DynamoDB Overview¶
Traditional Architecture¶
- Traditional applications leverage RDBMS databases
- These databases have SQL query language
- Strong requirements about how the data should be modeled
- Ability to do query joins, aggregations, complex computations
- Vertical scaling (getting more powerful CPU / RAM / IO)
- Horizontal scaling (increasing reading capacity by adding EC2 / RDS Read Replicas)
NoSQL databases¶
- NoSQL databases are non-relational databases and are distributed
- NoSQL databases include MongoDB, DynamoDB, ...
- NoSQL databases do not support query joins (or just limited support)
- All the data that is needed for a query is present in one row
- NoSQL databases don't perform aggregations such as SUM, AVG, ...
-
NoSQL databases scale horizontally
-
There's no "right or wrong" for NoSQL vs SQL, they just require to model the data differently and think about user queries differently.
Amazon DynamoDB¶
- Fully managed, highly available with replication across multiple AZs
- NoSQL database - not a relational database
- Scales to massive workloads, distributed database
- Millions of requests per seconds, trillions of rows, 100s of TB of storage
- Fast and consistent in performance (low latency on retrieval)

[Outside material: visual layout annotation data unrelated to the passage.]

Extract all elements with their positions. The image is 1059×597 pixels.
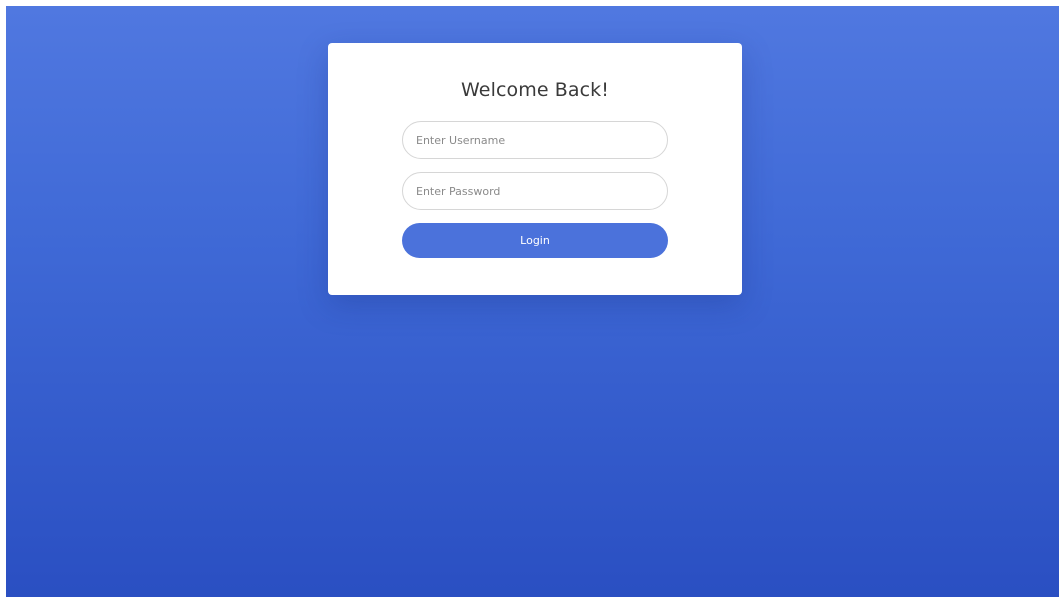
password-input[interactable] bbox=[402, 172, 668, 210]
login-card: Welcome Back! Login bbox=[328, 43, 742, 295]
page-background: Welcome Back! Login bbox=[6, 6, 1059, 597]
username-input[interactable] bbox=[402, 121, 668, 159]
page-title: Welcome Back! bbox=[461, 79, 609, 101]
login-button[interactable]: Login bbox=[402, 223, 668, 258]
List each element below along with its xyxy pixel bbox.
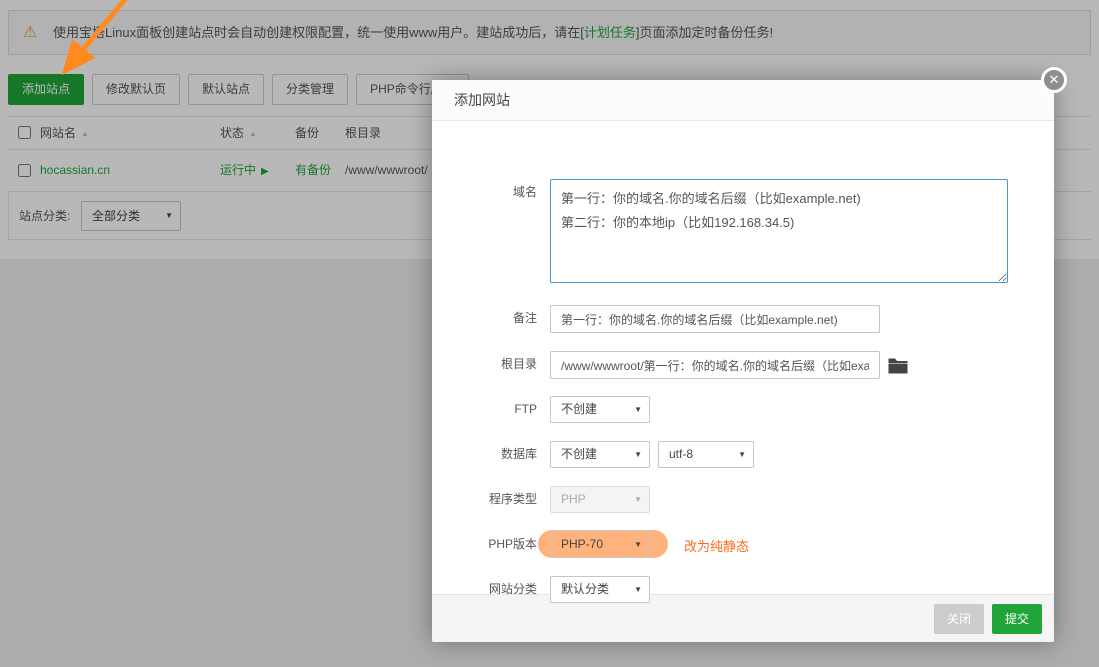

- Integrated with IAM for security, authorization and administration
- Enables event driven programming with DynamoDB Streams
- Low cost and auto-scaling capabilities
- Standart & Infrequent Access (IA) Table Class
DynamoDB - Basics¶
- DynamoDB is made of Tables
- Each table has a Primary Key (must be decided at creation time)
- Each table can have an infinite number of items (rows)
- Each item has attributes (can be added over time - can be null)
- Maximum size of an ittem - 400KB
- Data types supported are:
- Scalar Types - String, Number, Binary, Boolean, Null
- Document Types - List, Map
- Set Types - String Set, Number Set, Binary Set
DynamoDB - Primary Keys¶
- Option 1: Partition Key (HASH)
- Partition key must be unique for each item
- Partition key must be diverse so that the data is distributed
- Example: user_id for a users table
- Option 2: Partition Key + Sort Key (HASH + Range)
- The combination must be unique for each item
- Data is grouped by partition key
- Example: users-games table, user_id for partition key and game_id for sort key.
Partition Keys - Excercise¶
- We're building a movie database
-
What is the best partition key to maximize data distribution?
- Movie_id
- Producer_name
- Leader_actor_name
- Movie_language
-
Movie_id has the highest cardinality so it's a good candidate
- Movie language doesn't take many values and may be skewed towards English so it's not a great choice for the partition key.